ExaScience / smurff

Bayesian Factorization with Side Information in C++ with Python wrapper
MIT License
70 stars 14 forks source link
bayesian-inference gibbs-sampling latent-fact-model latent-features matrix-factorization probabilistic-matrix-factorization python

SMURFF - Scalable Matrix Factorization Framework

|GitHub Build Status| |Anaconda-Server Badge|

What is Bayesian Matrix Factorization

Matrix factorization is a common machine learning technique for recommender systems, like books for Amazon or movies for Netflix.

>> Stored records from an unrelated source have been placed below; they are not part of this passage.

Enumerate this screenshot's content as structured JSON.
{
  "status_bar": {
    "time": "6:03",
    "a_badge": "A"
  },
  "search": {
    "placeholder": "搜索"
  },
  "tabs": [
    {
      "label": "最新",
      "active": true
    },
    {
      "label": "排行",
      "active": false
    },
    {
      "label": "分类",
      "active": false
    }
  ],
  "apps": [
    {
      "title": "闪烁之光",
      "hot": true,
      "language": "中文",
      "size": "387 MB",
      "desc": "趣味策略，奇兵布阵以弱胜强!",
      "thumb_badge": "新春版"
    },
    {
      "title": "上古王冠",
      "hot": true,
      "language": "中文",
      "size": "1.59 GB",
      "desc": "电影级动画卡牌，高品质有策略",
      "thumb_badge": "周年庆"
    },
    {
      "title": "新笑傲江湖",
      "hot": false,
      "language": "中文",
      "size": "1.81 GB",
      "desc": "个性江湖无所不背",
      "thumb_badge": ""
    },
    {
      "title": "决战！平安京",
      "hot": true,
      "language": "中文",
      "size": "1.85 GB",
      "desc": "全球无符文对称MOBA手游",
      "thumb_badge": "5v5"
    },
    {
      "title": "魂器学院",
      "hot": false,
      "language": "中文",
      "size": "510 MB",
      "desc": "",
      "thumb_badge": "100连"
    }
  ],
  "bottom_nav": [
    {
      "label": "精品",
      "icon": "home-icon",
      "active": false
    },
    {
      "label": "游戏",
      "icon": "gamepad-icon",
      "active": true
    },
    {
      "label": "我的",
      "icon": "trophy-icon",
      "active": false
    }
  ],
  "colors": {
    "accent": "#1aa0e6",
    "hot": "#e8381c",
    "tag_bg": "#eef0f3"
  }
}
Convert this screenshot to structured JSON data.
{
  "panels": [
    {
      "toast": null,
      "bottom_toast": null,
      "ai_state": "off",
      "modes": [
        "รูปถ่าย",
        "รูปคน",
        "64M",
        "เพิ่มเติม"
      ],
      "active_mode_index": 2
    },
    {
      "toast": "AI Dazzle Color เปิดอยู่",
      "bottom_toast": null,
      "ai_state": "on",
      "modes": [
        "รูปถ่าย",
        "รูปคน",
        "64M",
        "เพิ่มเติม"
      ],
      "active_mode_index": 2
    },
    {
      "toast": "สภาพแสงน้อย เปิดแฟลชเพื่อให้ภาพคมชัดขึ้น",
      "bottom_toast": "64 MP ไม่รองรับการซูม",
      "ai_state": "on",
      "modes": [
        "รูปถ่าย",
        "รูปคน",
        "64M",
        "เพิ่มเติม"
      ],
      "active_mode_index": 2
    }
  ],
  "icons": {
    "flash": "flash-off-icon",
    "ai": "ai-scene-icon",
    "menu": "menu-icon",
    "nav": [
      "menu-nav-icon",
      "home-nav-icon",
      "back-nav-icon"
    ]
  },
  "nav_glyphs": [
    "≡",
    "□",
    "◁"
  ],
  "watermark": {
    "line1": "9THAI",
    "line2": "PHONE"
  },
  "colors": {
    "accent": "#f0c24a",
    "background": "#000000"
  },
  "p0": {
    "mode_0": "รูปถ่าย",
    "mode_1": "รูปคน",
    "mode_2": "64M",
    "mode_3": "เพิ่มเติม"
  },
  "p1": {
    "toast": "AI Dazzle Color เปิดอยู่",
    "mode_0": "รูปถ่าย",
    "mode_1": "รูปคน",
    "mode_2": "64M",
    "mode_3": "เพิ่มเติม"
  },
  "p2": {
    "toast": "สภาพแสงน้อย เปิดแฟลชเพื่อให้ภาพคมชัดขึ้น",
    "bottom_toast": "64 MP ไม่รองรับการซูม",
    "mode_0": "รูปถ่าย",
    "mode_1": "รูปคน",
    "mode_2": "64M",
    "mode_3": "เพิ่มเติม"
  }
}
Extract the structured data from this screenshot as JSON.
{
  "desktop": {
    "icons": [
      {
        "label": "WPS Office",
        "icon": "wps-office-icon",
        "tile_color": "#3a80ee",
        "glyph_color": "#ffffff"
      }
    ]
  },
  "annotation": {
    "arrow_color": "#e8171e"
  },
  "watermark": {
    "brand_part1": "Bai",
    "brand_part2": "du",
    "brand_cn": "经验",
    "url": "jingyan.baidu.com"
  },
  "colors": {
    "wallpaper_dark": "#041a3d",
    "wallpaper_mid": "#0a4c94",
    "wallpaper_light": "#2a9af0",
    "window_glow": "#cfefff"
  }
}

.. figure:: https://raw.githubusercontent.com/ExaScience/smurff/master/docs/_static/matrix_factorization.svg?sanitize=true :alt: Matrix Factorizaion

The idea of these methods is to approximate the user-movie rating matrix R as a product of two low-rank matrices U and V such that R ≈ U × V . In this way U and V are constructed from the known ratings in R, which is usually very sparsely filled. The recommendations can be made from the approximation U × V which is dense. If M × N is the dimension of R then U and V will have dimensions M × K and N × K.

Bayesian probabilistic matrix factorization (BPMF) has been proven to be more robust to data-overfitting compared to non-Bayesian matrix factorization.

What is SMURFF

SMURFF is a highly optimized and parallelized framework for Bayesian Matrix and Tensors Factorization. SMURFF supports multiple matrix factorization methods:

Macau and BPMF can also perform tensor factorization.

Examples

Documentation is generated from Jupyter Notebooks. You can find the notebooks in docs/notebooks <docs/notebooks> and the resulting documentation on smurff.readthedocs.io <http://smurff.readthedocs.io>

Installation

Using conda <http://anaconda.org>__:

.. code:: bash

conda install -c vanderaa smurff

Compile from source code: see INSTALL.rst <docs/INSTALL.rst>__

Contributors

Citing SMURFF

If you are using SMURFF in a scientific publication, please cite the following preprint plus the paper describing the corresponding algorithm:

SMURFF: a High-Performance Framework for Matrix Factorization arXiv preprint arXiv:1904:02514 <https://arxiv.org/abs/1904.02514>_

When using pure Bayesian Probabilistic Matrix Factorization, please also cite:

Salakhutdinov R, Mnih A. Bayesian probabilistic matrix factorization using Markov chain Monte Carlo. In Proceedings of the 25th international conference on Machine learning (ICML '08), 2008. ACM, New York, NY, USA, 880-887.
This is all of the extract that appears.